Here's part of the god-message on her garage door:
Um, Estrella sweetie, I don't know who your god is, but it would seem he or she isn't very coherent. Are you sure you're getting the dictation correctly? I know that when I hear imaginary beings talking to me, sometimes I have trouble figuring out what they're saying. Like this one time I thought I heard Bob - that's the name of my imaginary god -anyway, I thought I heard Bob tell me to go chew on a flip-flop. But when I asked him to repeat it, it turns out he was really telling me that my hair was on fire. I know! They don't even sound anything alike. I think it happened because Bob doesn't enunciate so well when he's been drinking, and Bob loves him some sauce. It's a good thing I asked for clarification, huh? Maybe you should try that, or one day your hair might be on fire and instead of putting it out, you'll be sitting there happily munching away on warm-weather footwear.
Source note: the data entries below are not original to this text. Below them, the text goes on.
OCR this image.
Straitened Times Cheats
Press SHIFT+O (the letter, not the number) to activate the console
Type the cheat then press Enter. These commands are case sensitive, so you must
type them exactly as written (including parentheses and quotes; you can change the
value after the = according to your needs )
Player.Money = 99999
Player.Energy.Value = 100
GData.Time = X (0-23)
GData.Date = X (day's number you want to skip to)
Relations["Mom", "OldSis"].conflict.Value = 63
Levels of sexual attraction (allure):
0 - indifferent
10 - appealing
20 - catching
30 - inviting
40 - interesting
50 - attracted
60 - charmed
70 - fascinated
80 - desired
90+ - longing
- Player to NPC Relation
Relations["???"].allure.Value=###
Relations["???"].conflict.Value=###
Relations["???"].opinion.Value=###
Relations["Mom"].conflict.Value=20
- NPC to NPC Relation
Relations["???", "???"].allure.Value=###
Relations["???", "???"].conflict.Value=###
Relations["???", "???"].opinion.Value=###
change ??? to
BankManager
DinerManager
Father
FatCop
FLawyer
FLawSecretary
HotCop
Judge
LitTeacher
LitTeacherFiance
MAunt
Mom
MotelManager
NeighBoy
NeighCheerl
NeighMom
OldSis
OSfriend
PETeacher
No one to vote for. A worldwide mafia group (government)by the pig leader Fidel. (Castro) Cuba thru US and other countries r killing:controlling prices.Creating poverty and suffering Hitler did used just Jews. Castro preapprove representatives (even US)who r alienating constitution & rights of poor to use power of pain. Schools are pay to re-codify: denying parenthood to gays & lesbians. Health system creates illness (HIV -cancer) Courts condemn people who have being forced to violate laws.
The San Mateo City Council has now ruled that the messages from the almighty have got to go, or Estrella will be fined $50 dollars a day for as long as her messages are in place. She claims that she's not going to pay and that she trusts that her god will see her through this one. I don't know that I'd be trusting some god who couldn't articulate any better than that. I know Bob's walking a thin line with me right now.
If you ever have the chance to visit San Mateo, I suggest you jump on it. You wanna know why? Because you might be lucky enough to hear Estrella declaring her god-messages from the loudspeaker she has on top of her car. If that's not trip-worthy, I don't know what is.